Kidnapping
On May 11, 1966, as Peggy Ann was walking home from her school bus stop with her five siblings, they were intercepted by Hollenbaugh, who grabbed Peggy Ann and dragged her into the woods.
Leaving Mary Louise to tend to the younger children, Jim Bradnick ran home and told his father, who was home frying chicken for dinner, while their mother was on a housecleaning job. Eugene Bradnick ran to try to find Peggy Ann; when he could not, he went into town to notify the police.
Stopping in a clearing in the woods, Hollenbaugh took off his goggles and stowed them in a haversack he was carrying. He then took out a cheek-filler made from two wooden discs wired together. Peggy Ann was so startled she blurted out, "I think I know who you are," and identified him as the "Bicycle Man". Hollenbaugh then removed a second jacket and second pair of pants and ordered Peggy Ann to wear them over her dress, saying, "That red dress sticks out like a sore thumb."
He took Peggy Ann under the Pennsylvania Turnpike through a culvert and was out of the search area. But then he was worried about his dogs, so he took her back north of the turnpike. He fetched a chain, chained her to a tree, and attempted to get his dogs but was not successful at that time. He took Peggy Ann to a cave that he had dug into the mountain, got a couple of cans of food and shared them with her. A few days later, he was able to fetch his dogs.
On May 16, he forced Peggy Ann to accompany him as he burglarized a house. He found a .32 automatic in the house.
On May 17, FBI agent Terry Ray Anderson spotted one of the Mountain Man's dogs and called to it. The Mountain Man (William Diller Hollenbaugh) opened fire, killing Anderson. He then shot two tracking dogs, killing one. Some of the other searchers spotted Peggy Ann so they knew she was still alive. They disappeared into the forest before the searchers could reach them.

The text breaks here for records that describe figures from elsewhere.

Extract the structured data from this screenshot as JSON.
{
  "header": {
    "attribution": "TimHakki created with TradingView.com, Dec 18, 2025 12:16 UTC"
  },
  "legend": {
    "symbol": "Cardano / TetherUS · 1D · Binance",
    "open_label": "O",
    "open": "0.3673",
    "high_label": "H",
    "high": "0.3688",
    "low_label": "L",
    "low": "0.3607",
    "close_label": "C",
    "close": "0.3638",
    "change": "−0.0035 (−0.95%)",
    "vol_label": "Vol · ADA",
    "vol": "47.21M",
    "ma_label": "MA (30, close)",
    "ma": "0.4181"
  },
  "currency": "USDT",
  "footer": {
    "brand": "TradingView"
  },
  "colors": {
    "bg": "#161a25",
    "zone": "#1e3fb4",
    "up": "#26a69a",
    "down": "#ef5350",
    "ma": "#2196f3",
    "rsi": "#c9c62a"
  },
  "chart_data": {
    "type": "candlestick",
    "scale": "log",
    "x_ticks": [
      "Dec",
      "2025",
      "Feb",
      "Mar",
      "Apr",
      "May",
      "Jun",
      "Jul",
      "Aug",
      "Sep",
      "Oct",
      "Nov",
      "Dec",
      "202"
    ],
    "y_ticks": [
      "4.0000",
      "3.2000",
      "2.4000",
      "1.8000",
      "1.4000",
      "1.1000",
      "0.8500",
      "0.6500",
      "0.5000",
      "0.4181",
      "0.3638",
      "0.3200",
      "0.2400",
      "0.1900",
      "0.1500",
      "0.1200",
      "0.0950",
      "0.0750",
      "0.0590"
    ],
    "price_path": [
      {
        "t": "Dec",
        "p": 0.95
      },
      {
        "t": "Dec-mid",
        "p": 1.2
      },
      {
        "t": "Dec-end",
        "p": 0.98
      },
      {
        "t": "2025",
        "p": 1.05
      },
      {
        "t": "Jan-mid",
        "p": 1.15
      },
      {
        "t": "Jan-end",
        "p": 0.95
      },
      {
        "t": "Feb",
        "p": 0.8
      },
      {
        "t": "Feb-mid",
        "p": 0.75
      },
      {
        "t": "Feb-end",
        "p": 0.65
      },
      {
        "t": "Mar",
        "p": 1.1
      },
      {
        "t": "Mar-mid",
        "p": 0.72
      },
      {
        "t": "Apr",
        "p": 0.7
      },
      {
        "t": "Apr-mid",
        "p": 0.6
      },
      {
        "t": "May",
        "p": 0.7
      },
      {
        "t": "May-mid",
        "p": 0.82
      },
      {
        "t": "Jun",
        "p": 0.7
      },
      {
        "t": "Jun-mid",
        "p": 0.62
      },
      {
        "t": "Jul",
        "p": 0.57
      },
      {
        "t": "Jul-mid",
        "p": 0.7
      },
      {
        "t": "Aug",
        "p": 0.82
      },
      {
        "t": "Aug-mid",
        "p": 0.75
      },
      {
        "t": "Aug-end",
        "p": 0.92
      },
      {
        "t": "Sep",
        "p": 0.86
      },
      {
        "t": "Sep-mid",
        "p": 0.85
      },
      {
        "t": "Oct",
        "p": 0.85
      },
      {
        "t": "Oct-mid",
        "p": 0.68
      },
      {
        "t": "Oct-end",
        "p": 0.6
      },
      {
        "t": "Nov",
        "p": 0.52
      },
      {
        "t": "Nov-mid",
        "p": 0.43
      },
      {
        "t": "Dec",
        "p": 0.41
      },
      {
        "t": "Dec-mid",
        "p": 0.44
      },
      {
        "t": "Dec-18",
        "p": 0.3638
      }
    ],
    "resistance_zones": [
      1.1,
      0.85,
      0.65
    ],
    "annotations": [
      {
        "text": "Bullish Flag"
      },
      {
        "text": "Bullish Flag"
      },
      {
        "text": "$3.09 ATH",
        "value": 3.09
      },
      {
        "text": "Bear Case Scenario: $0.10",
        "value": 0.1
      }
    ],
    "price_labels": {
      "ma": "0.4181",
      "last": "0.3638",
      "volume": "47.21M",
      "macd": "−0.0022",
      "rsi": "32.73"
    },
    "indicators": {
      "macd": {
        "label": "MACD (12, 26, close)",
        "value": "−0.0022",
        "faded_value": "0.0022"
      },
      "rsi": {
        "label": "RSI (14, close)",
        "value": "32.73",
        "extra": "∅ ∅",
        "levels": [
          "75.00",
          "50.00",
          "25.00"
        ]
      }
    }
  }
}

That evening, after being unable to escape the search area by going under a bridge near Fort Littleton, Hollenbaugh came to a hunting lodge with a car parked there, in Burnt Cabins. The lodge had an outside washhouse. He made Peggy Ann hide with him in the shower of the washhouse. Shortly after dawn, Cambria County Deputy Sheriff Francis Sharpe came out to use the washhouse, where Hollenbaugh shot and wounded him. He then forced Sharpe to drive him and Peggy Ann toward the Pennsylvania Turnpike. The car was stopped by a closed cattle gate. Rain had been falling that morning, sometimes heavily. Hollenbaugh ordered Sharpe to open the gate. Sharpe called out to officers near the gate that Hollenbaugh was in the car. Hollenbaugh began firing through the car windows, left the car, and eventually got away; he took Peggy Ann down to US 522 and a farm owned by Luther Rubeck.